O objetivo da filosofia de Nietzsche é libertar o pensamento do niilismo e de suas formas, o que implica uma transmutação. No ideal kantiano a vida humana tem que ser sacrificada em nome do progresso e da paz perpétua, mas no pensamento de Nietzsche o homem não é mais suficiente: ele deve ser conduzido para além de si mesmo.
A filosofia de Nietzsche é um convite a viver de modo que nem os arrependimentos nem os remorsos tenham nenhum espaço, nenhum sentido. A doutrina do amor fati (amor ao destino ou amor do que é no presente) leva o homem a fugir do peso do passado, assim como das promessas do futuro. Nada desejar além do que é, viver amando tudo o que existe. É preciso se liberar tanto dos remorsos dos fatos passados quanto da hesitação em face do futuro, pois só assim se pode ser sereno.
Em Nietzsche o pensamento afirma a vida e a vontade de vida e expulsa todo o negativo. Ele diz ser preciso uma nova interpretação da existência em que ela não é nem culpada nem responsável, mas sim inocente. O pensamento tem que deixar de ser uma ratio e a vida tem que deixar de ser uma reação (DELEUZE, s/d, p. 153).
Zaratustra será, pois, o anunciador do super-homem. Diz ele: “eu caminho entre os homens como entre fragmentos do futuro: daquele futuro que descortino” (1998, II, p. 172).
6.1 As três metamorfoses
Em Assim falou Zaratustra Nietzsche apresenta o discurso de Zaratustra sobre as três metamorfoses: de como o espírito se torna camelo, leão e criança (1998a, p. 51-53). O espírito da suportação, da carga pesada, aquele que perde as suas forças, é o camelo. Ele se ajoelha para receber ainda maiores cargas e alegremente suporta o que o torna cada vez mais fraco e mais curvado frente às verdades do mundo, marchando pelo deserto. O camelo significa a submissão, aquele que se inclina – seja ante à onipotência de Deus, seja ante à submissão da lei moral, aquele que guarda grande respeito, que carrega o fardo de toda fraqueza produzida pelo niilismo. O espírito do camelo é o espírito do homem que está sob o peso da transcendência. Ele é aquele que segue o mandamento do “Tu deves!”.

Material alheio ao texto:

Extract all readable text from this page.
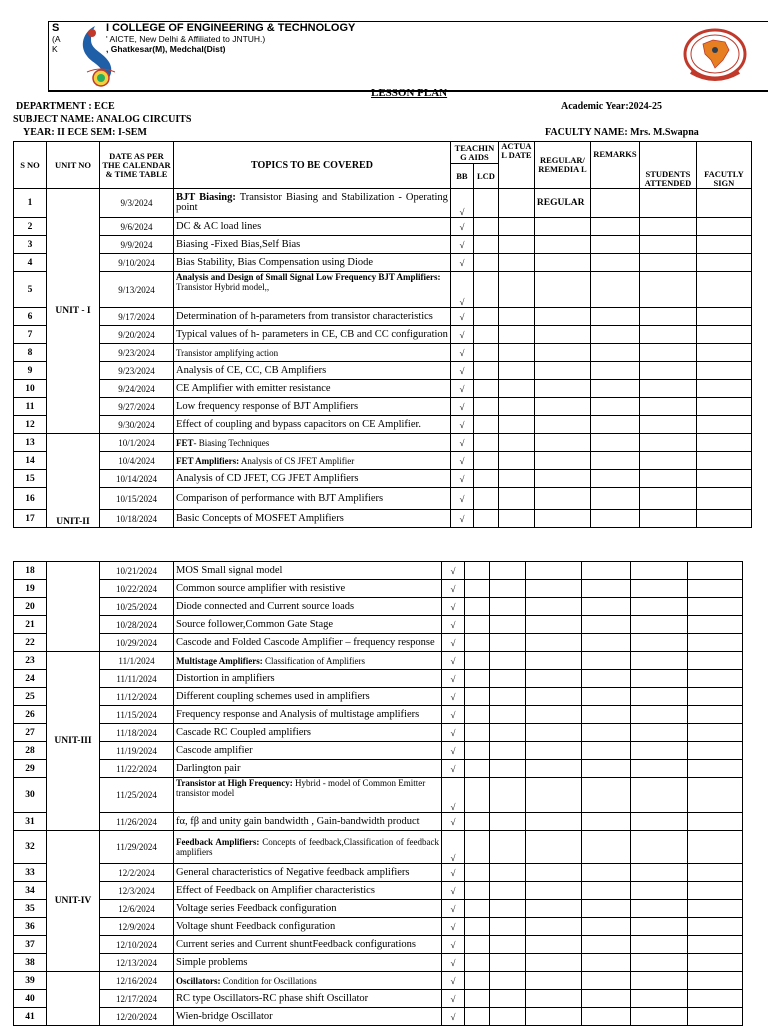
S
(A
K
I COLLEGE OF ENGINEERING & TECHNOLOGY
' AICTE, New Delhi & Affiliated to JNTUH.)
, Ghatkesar(M), Medchal(Dist)
LESSON PLAN
DEPARTMENT : ECE
SUBJECT NAME: ANALOG CIRCUITS
YEAR: II ECE SEM: I-SEM
Academic Year:2024-25
FACULTY NAME: Mrs. M.Swapna
S NO	UNIT NO	DATE AS PER THE CALENDAR & TIME TABLE	TOPICS TO BE COVERED	TEACHIN G AIDS		ACTUA L DATE	REGULAR/ REMEDIA L	REMARKS	STUDENTS ATTENDED	FACUTLY SIGN
				BB	LCD					
1	UNIT - I	9/3/2024	BJT Biasing: Transistor Biasing and Stabilization - Operating point	√			REGULAR			
2		9/6/2024	DC & AC load lines	√						
3		9/9/2024	Biasing -Fixed Bias,Self Bias	√						
4		9/10/2024	Bias Stability, Bias Compensation using Diode	√						
5		9/13/2024	Analysis and Design of Small Signal Low Frequency BJT Amplifiers: Transistor Hybrid model,,	√						
6		9/17/2024	Determination of h-parameters from transistor characteristics	√						
7		9/20/2024	Typical values of h- parameters in CE, CB and CC configuration	√						
8		9/23/2024	Transistor amplifying action	√						
9		9/23/2024	Analysis of CE, CC, CB Amplifiers	√						
10		9/24/2024	CE Amplifier with emitter resistance	√						
11		9/27/2024	Low frequency response of BJT Amplifiers	√						
12		9/30/2024	Effect of coupling and bypass capacitors on CE Amplifier.	√						
13	UNIT-II	10/1/2024	FET- Biasing Techniques	√						
14		10/4/2024	FET Amplifiers: Analysis of CS JFET Amplifier	√						
15		10/14/2024	Analysis of CD JFET, CG JFET Amplifiers	√						
16		10/15/2024	Comparison of performance with BJT Amplifiers	√						
17		10/18/2024	Basic Concepts of MOSFET Amplifiers	√						
18		10/21/2024	MOS Small signal model	√						
19		10/22/2024	Common source amplifier with resistive	√						
20		10/25/2024	Diode connected and Current source loads	√						
21		10/28/2024	Source follower,Common Gate Stage	√						
22		10/29/2024	Cascode and Folded Cascode Amplifier – frequency response	√						
23	UNIT-III	11/1/2024	Multistage Amplifiers: Classification of Amplifiers	√						
24		11/11/2024	Distortion in amplifiers	√						
25		11/12/2024	Different coupling schemes used in amplifiers	√						
26		11/15/2024	Frequency response and Analysis of multistage amplifiers	√						
27		11/18/2024	Cascade RC Coupled amplifiers	√						
28		11/19/2024	Cascode amplifier	√						
29		11/22/2024	Darlington pair	√						
30		11/25/2024	Transistor at High Frequency: Hybrid - model of Common Emitter transistor model	√						
31		11/26/2024	fα, fβ and unity gain bandwidth , Gain-bandwidth product	√						
32	UNIT-IV	11/29/2024	Feedback Amplifiers: Concepts of feedback,Classification of feedback amplifiers	√						
33		12/2/2024	General characteristics of Negative feedback amplifiers	√						
34		12/3/2024	Effect of Feedback on Amplifier characteristics	√						
35		12/6/2024	Voltage series Feedback configuration	√						
36		12/9/2024	Voltage shunt Feedback configuration	√						
37		12/10/2024	Current series and Current shuntFeedback configurations	√						
38		12/13/2024	Simple problems	√						
39		12/16/2024	Oscillators: Condition for Oscillations	√						
40		12/17/2024	RC type Oscillators-RC phase shift Oscillator	√						
41		12/20/2024	Wien-bridge Oscillator	√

A segunda metamorfose do espírito é o leão: aquele que quer conquistar o direito de ser senhor do seu próprio deserto. Ele diz não à submissão do camelo, lutando contra o idealismo e se crê livre. Há no leão uma recusa de pensar a vida pelas imposições dos antigos e veneráveis valores. Mas para Nietzsche essa ainda não é a verdadeira liberdade, mas antes uma liberdade negativa, ainda uma reatividade. Este espírito ainda não está diante de uma filosofia criadora, de criação de novos valores (isso o leão ainda não pode fazer).
A criança é a terceira metamorfose do espírito, depois do camelo e do leão. A criança é o esquecimento, o novo começo, um sagrado dizer sim, necessário ao jogo da criação, ao múltiplo. Diz Deleuze: “A inocência é a verdade do múltiplo” (s/d, p. 37).
A criança pode expressar verdadeiramente um novo começo e o afirmativo dizer sim. É o homem que se aventura em novas conquistas e novas interpretações, que renova todos os critérios, estabelecendo uma existência sempre nova.
7 O super-homem
O super-homem que Zaratustra anuncia não é nem uma superdimensionalização do homem nem um descarte do humano, mas é aquele que vai além do homem vigente para trazer o homem para a sua essência ainda pendente, para o seu porvir.
O super-homem não é uma mera ampliação do homem até aqui. Sua essência é ir além do homem que até então existiu, porque este precisa de ideais e idealizações que pairam acima dele. O super-homem já não precisa desse “sobre” (HEIDEGGER, 2007b, p. 93).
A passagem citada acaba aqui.